Extract from The Guardian
Australian Broadcasting Corporation
Veteran broadcaster will take long break over summer and return to ABC in yet to be announced role.
Fran Kelly is leaving ABC’s Radio National Breakfast program after 17 years as host.
“Sometimes I feel like every hour of my day is mapped out by what I need to achieve in that hour in order to be able to deliver the show the next morning, so it will be nice to breathe out a little,” Kelly told Guardian Australia ahead of her final show.
Kelly, 63, says she is giving up a job that still “thrills” her because she wants a little less adrenaline in her day, a bit more balance and more time to spend with her family, which now includes grandchildren.
As well as getting up at 3.30am for a gruelling two hours of presenting live radio, Kelly has spent most evenings studying briefs. There is nowhere to hide when you conduct high-stakes, live interviews on a national program.
“I was just watching the news last night and something came up and I went to make dinner or something and stopped. I thought ‘I had better watch that because at some point you’re going to have to learn about the story’.”
But giving up what she loves is “bittersweet” for a journalist who came to her craft relatively late – she was 29 when she got her first job on triple J’s The Drum – but has set the standard for passionate professionalism and integrity.
“And being on the crest of a big story is really like riding a wave. It’s very compelling and it drives you along. That’s where I think one of my strengths is. I can write a story really well. And I can get across the story very quickly. Because I’ve had, you know, 30 years of journalism now.”

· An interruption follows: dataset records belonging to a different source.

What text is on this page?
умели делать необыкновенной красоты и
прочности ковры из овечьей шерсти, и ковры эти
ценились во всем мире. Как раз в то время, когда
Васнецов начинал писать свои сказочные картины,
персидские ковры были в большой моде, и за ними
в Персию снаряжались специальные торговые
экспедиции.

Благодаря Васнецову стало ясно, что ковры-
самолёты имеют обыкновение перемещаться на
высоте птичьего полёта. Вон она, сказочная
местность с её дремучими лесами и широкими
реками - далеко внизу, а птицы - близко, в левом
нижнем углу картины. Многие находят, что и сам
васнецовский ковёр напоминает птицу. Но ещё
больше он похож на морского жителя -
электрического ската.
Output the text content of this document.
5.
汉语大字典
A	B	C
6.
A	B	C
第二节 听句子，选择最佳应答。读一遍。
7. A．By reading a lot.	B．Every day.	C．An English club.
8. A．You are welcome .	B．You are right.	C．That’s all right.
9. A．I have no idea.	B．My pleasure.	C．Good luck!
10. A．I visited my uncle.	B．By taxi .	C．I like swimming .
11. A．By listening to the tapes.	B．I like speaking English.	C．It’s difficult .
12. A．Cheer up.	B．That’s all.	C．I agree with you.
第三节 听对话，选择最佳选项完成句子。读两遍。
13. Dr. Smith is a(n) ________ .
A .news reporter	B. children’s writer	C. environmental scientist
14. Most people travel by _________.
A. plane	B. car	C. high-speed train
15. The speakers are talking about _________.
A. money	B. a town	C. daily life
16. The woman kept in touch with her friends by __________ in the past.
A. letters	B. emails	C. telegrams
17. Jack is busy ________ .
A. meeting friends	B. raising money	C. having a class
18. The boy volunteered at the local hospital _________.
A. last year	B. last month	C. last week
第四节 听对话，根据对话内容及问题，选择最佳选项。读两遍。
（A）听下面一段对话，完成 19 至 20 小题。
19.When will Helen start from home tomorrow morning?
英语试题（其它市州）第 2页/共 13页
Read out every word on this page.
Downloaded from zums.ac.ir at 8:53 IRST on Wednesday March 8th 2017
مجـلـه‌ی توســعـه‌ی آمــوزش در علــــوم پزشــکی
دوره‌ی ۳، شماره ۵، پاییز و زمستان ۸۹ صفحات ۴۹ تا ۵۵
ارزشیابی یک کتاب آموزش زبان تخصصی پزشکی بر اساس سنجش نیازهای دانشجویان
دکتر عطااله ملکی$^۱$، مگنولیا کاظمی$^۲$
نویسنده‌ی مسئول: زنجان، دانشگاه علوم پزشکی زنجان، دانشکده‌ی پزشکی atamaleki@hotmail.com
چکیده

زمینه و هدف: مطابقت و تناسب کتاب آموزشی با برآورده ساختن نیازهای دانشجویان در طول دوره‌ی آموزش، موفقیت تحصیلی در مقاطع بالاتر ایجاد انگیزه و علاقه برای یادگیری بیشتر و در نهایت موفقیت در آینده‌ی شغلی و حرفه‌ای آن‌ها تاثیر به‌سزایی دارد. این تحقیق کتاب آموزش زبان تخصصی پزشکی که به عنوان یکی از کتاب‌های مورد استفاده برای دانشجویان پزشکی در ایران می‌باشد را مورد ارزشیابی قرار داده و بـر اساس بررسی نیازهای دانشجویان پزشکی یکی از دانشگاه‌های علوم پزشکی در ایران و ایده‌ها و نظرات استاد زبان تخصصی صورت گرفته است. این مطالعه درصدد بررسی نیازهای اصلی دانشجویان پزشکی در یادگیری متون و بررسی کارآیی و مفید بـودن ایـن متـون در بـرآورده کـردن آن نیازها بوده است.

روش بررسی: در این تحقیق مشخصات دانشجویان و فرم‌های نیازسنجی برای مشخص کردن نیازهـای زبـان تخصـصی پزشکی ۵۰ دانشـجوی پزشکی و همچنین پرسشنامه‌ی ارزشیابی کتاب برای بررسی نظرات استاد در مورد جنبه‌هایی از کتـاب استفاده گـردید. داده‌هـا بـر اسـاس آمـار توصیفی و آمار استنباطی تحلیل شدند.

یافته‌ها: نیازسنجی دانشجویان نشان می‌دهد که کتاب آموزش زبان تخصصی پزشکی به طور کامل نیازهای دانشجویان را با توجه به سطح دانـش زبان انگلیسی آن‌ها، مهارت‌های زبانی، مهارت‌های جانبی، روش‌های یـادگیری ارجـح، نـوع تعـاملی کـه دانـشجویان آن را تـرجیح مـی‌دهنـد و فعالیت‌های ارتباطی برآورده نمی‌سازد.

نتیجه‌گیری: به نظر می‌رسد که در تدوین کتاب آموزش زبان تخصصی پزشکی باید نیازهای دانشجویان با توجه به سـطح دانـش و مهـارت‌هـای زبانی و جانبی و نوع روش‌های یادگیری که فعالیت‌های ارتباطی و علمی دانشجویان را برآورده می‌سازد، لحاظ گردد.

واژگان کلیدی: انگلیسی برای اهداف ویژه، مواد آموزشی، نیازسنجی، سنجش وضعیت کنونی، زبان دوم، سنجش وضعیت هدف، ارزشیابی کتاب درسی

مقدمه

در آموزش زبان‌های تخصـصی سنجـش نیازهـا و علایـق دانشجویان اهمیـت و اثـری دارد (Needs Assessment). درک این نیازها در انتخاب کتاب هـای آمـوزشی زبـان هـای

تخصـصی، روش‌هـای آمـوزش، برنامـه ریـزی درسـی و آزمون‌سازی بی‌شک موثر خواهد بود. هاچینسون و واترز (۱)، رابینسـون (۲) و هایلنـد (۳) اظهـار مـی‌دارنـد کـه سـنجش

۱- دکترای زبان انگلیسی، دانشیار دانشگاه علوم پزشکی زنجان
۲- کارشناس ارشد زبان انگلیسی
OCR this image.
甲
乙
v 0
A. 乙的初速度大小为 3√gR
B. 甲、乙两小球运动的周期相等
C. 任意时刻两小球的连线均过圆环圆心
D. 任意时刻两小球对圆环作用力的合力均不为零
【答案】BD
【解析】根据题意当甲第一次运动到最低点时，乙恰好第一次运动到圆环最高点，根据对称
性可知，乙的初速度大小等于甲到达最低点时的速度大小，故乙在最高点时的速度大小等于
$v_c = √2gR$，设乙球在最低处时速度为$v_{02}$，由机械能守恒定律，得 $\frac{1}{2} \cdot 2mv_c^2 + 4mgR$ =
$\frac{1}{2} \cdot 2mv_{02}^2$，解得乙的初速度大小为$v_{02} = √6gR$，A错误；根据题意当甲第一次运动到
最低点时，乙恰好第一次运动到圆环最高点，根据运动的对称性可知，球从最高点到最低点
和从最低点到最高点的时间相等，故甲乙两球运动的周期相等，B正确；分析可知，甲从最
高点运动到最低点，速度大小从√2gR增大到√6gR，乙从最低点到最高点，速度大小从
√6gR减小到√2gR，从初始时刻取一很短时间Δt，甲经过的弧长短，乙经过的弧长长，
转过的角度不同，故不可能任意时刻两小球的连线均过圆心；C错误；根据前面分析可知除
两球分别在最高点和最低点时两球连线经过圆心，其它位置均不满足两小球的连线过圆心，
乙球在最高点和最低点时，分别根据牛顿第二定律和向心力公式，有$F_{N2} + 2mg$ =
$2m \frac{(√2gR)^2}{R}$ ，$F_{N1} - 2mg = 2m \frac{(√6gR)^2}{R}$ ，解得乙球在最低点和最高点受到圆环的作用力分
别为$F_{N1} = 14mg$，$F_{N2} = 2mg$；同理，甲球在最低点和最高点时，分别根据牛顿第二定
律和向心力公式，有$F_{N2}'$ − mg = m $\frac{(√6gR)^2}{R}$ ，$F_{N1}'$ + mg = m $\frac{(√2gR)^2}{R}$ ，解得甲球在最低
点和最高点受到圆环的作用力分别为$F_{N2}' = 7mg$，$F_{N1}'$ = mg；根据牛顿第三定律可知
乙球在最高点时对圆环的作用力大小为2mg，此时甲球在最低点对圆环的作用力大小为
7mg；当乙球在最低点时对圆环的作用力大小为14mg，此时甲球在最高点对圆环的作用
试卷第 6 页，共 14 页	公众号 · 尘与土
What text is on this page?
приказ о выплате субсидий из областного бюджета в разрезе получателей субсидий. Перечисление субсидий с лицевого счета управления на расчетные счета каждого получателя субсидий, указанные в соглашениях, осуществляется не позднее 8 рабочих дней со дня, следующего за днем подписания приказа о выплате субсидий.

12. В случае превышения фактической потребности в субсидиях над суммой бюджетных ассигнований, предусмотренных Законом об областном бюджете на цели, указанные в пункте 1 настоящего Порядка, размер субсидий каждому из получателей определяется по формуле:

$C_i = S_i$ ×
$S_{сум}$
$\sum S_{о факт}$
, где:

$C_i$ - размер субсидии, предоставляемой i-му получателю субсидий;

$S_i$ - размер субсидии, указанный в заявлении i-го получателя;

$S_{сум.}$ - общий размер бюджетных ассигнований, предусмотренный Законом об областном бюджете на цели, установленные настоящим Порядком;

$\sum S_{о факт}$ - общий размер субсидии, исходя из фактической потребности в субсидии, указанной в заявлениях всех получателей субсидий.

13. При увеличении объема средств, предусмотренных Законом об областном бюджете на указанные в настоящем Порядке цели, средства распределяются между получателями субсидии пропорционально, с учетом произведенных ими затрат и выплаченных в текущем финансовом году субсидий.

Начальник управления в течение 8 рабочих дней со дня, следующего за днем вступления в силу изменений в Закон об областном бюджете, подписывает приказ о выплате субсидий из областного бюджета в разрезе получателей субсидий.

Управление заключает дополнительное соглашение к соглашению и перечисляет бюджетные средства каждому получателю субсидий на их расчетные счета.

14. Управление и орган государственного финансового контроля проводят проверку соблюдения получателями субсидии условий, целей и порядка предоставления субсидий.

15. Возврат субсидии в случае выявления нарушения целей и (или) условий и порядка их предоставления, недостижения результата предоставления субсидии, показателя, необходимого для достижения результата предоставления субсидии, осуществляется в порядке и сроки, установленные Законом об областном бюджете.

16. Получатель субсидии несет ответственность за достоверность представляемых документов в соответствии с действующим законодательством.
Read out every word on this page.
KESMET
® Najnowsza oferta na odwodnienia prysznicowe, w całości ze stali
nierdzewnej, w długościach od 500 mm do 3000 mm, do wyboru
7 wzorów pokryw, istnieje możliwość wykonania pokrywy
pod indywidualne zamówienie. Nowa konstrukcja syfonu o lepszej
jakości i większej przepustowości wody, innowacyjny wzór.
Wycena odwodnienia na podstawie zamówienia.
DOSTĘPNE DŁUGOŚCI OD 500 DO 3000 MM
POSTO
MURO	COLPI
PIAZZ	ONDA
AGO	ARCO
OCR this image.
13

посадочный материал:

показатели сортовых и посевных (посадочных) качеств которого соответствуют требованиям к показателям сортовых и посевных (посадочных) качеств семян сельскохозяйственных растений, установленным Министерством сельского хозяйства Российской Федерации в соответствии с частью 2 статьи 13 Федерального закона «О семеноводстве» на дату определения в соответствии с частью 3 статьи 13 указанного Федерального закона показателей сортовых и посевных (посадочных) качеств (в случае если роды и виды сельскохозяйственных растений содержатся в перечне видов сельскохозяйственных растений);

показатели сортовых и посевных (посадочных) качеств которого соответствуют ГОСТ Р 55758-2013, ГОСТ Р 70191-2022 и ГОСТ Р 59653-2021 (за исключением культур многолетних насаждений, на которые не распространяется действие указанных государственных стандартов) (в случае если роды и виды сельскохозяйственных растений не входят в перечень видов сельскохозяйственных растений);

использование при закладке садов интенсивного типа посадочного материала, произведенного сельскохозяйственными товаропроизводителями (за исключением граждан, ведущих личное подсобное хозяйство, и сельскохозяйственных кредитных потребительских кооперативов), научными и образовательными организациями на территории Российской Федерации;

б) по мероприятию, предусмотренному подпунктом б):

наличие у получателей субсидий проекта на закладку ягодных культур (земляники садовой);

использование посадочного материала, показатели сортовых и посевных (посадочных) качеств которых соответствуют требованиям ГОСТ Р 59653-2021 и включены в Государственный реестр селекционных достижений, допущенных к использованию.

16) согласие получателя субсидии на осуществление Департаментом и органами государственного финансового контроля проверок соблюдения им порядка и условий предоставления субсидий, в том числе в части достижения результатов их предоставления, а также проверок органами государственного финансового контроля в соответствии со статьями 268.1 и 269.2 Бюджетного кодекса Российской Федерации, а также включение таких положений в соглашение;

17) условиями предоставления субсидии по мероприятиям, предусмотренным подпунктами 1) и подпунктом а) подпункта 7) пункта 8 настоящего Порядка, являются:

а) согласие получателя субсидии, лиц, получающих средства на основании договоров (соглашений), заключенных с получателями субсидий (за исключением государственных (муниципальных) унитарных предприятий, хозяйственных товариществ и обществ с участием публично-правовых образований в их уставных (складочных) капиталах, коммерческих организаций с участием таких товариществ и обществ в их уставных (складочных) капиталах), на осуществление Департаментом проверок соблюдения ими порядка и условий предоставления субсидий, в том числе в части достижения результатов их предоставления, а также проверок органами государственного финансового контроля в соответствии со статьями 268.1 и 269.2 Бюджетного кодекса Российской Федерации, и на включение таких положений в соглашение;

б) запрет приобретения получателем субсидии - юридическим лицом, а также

Since 2005 Kelly has been keeping her audience entertained and informed with all the “stored facts and memories I can bring to bear”.
Kelly has been at the Breakfast mic calmly but firmly questioning no fewer than six prime ministers – John Howard, Kevin Rudd, Julia Gillard, Tony Abbott, Malcolm Turnbull and Scott Morrison.
She admits to being a political animal – “it’s my bailiwick” – who loves leadership challenges. On occasion, she hasn’t even had to decamp quickly to Canberra to cover the event because her “instinct” told her it would happen and she was there already.
“Every day I’ve worked in that building – 10 years solid in Canberra – I never lost that thrill of walking around those corridors,” she says.
What she won’t miss is the frequent accusation from right-wing commentators Gerard Henderson and Chris Kenny that she is an “activist”.
This week Kenny referred to Kelly as “a left-of-centre activist who has hosted RN” and someone who is “really Green-left”.
He’s borrowed the phrase from Henderson who has repeatedly claimed over the years that Kelly “once proudly boasted that she is an ‘activist’”.
But Kelly says her comment has been misconstrued, and while she was active in the social justice and feminist movements at university in the 1970s, she is diligent about her craft and its need to be balanced and fair.
“What I said was in my youth, I was an activist,” Kelly says.
“From my family upbringing, because my parents were active around some issues in terms of Catholic education, state aid and all that. And I just learned growing up to get involved.
“When I decided, I was almost 30, to go into journalism, I knew the rules were different. You have to bring balance and represent balance in your work. I have never gone to a protest march since.”
Kelly says she worked with Kenny, now an associate editor at the Australian and a Sky News presenter, in the press gallery when he was a Liberal staffer and he “is familiar with my journalism” and is being “mischievous ”.
She’s aware of the feedback from listeners via the text line and also of the accusations that she favours one side or the other on Twitter. But she rarely engages.
“It’s not that I don’t accept criticism,” she says. “And I do get it every morning live as I’m going through. And I take note of it and sometimes I take some of the criticism on because my audience is really well informed and know a lot more about certain issues than I do. So I’m happy to wear that. But I really don’t care to be diverted by the personal sledges that are stupid, you know, ‘She’s a right-wing stooge’, ‘She’s a member of shadow cabinet’. It’s nonsense.”
Kelly will take a long break over summer and return to the ABC in a yet to be announced role and RN Drive presenter Patricia Karvelas will take over in January. You can see her chatting to Barrie Cassidy on ABC TVs One Plus One on Thursday at 8pm.
“I have listened to Fran the entire time she has been on it,” Karvelas told Guardian Australia.
“It set my day as a political reporter and then political correspondent for the Australian. So it’s been a part of my daily diet of news and current affairs for years. And, and as everyone has pointed out, and I’m no different, I too found her personable and I found that show relatable, and I always was attracted to its national focus, because national affairs is what I’m most passionate about.”
Kelly and Karvelas are close and have presented a political podcast the Party Room together for five years.
“It’s been thrilling,” Kelly says. “It’s still thrilling. Every morning this week is thrilling. I sometimes think what am I doing? I love this. But it’s best to go before the job takes you.”